The cypress trunk is heavy and she is already exhausted, but with each small gain up the embankment Jessica somehow manages to keep sliding it under the sulky wheels. In this manner, almost inch by inch, they make it to the top. It is an hour before they've conquered the slope and the pony is almost spent and will need another spell before they can move on. Jessica is anxious and impatient, but knows they have no choice while Billy, seated in the sulky, is soon enough asleep.

It's well after two in the afternoon when she has reloaded the sulky and they finally get away again. What Jessica had hoped would take them no more than three hours including the river crossing has taken them two hours more. They have at least another ten hours to go before they reach Narrandera and Jessica now knows they won't make it in one haul.

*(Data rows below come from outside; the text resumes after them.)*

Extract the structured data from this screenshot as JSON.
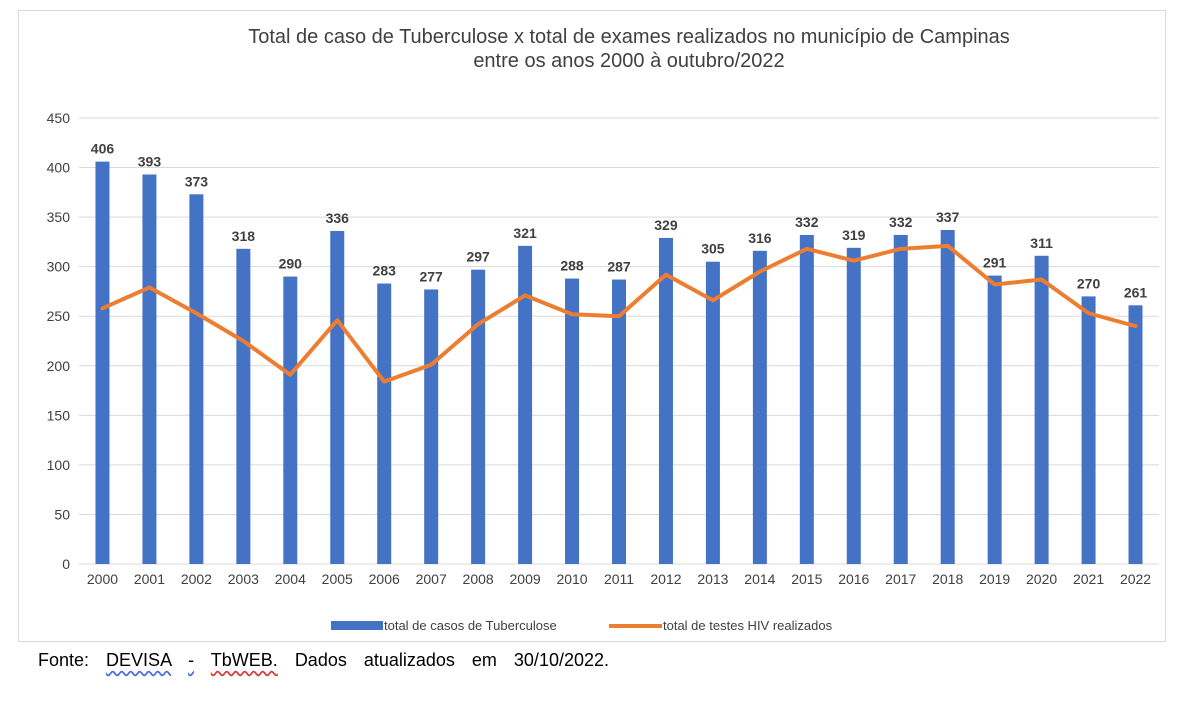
{
  "chart_data": {
    "type": "bar",
    "title_lines": [
      "Total de caso de Tuberculose x total de exames realizados no município de Campinas",
      "entre os anos 2000 à outubro/2022"
    ],
    "categories": [
      "2000",
      "2001",
      "2002",
      "2003",
      "2004",
      "2005",
      "2006",
      "2007",
      "2008",
      "2009",
      "2010",
      "2011",
      "2012",
      "2013",
      "2014",
      "2015",
      "2016",
      "2017",
      "2018",
      "2019",
      "2020",
      "2021",
      "2022"
    ],
    "series": [
      {
        "name": "total de casos de Tuberculose",
        "type": "bar",
        "color": "#4472c4",
        "values": [
          406,
          393,
          373,
          318,
          290,
          336,
          283,
          277,
          297,
          321,
          288,
          287,
          329,
          305,
          316,
          332,
          319,
          332,
          337,
          291,
          311,
          270,
          261
        ]
      },
      {
        "name": "total de testes HIV realizados",
        "type": "line",
        "color": "#ed7d31",
        "values": [
          258,
          279,
          253,
          225,
          191,
          246,
          184,
          201,
          242,
          271,
          252,
          250,
          292,
          266,
          295,
          318,
          306,
          318,
          321,
          282,
          287,
          253,
          240
        ]
      }
    ],
    "ylim": [
      0,
      450
    ],
    "yticks": [
      0,
      50,
      100,
      150,
      200,
      250,
      300,
      350,
      400,
      450
    ],
    "grid": true,
    "legend_position": "bottom"
  },
  "footer": {
    "fonte_label": "Fonte:",
    "devisa": "DEVISA",
    "dash": "-",
    "tbweb": "TbWEB.",
    "rest": "Dados atualizados em 30/10/2022."
  }
}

She decides they'll go as far as they can before stopping for the night. When the sun sets there'll be enough moonlight to guide them along the rutted road. But the pony, even with frequent spells, has no more than six hours left in him and will be unable to work any longer without a good night's rest. At the latest, by nine o'clock they'll have to stop and camp for the night.

If the men on horseback get across the river by sundown, they'll catch them anyway and Billy won't see another dawn. But if they do stay the night on the far shore and cross at daylight, then, with a fair amount of luck, she and Billy should be no more than four hours away from Narrandera and the mob won't catch her. It's a lot to ask of Napoleon, but he's a stock pony in his prime, bred tough, and unless he goes lame she knows he'll give her all he's got.

By sundown they are twenty miles from the river crossing and Jessica knows the next two hours will tell if their pursuers have managed to cross the river. Going any further, she tells herself, isn't going to make any difference. She decides to take a spell and boil the billy.

Billy is in a lot of pain as she helps him down from the sulky and allows him to use her shoulder to steady himself as he hops on one leg off the track. She helps him lower himself to the ground with his back resting against the trunk of a boree tree. Jessica makes a fire of dry scrub and boils the billy. Making two strong mugs of sweet black tea, she hands one to him. She adds more twigs and a few dry branches from the boree and allows them to burn down, then puts the skillet on the hot ashes and cooks a thick slice of bacon, which she cuts into tiny squares so Billy can swallow them easily. She hollows out the centre of half a loaf and packs in the bacon pieces and then replaces the bread. It's the only way she can think to prepare a quick meal for this poor creature who has no teeth.

Jessica tries to sound cheerful as she hands the bread and bacon to him. ‘There you go, Billy, eat it all up now. I doubt there'll be much more coming your way till mornin', mate. When we make camp tonight, I won't have the strength to cook and you'll have to settle for dry rations, a bit o' bread maybe, eh?'

Billy snatches at the bread and bacon, grunting as he tears at it with his fingers, cramming pieces into his mouth as fast as he can manage, softening the bread with gulps of tea. Then Jessica sits on her haunches and eats a little of the bread and drinks her tea and wonders if this is the last supper for poor Billy Simple.

She is dog-tired and the thought that the mob may have made it across the river makes her want to cry. She tells herself that Billy is her charge and she must deliver him to the police magistrate. She cannot bear the thought of failing, of seeing him gunned down short.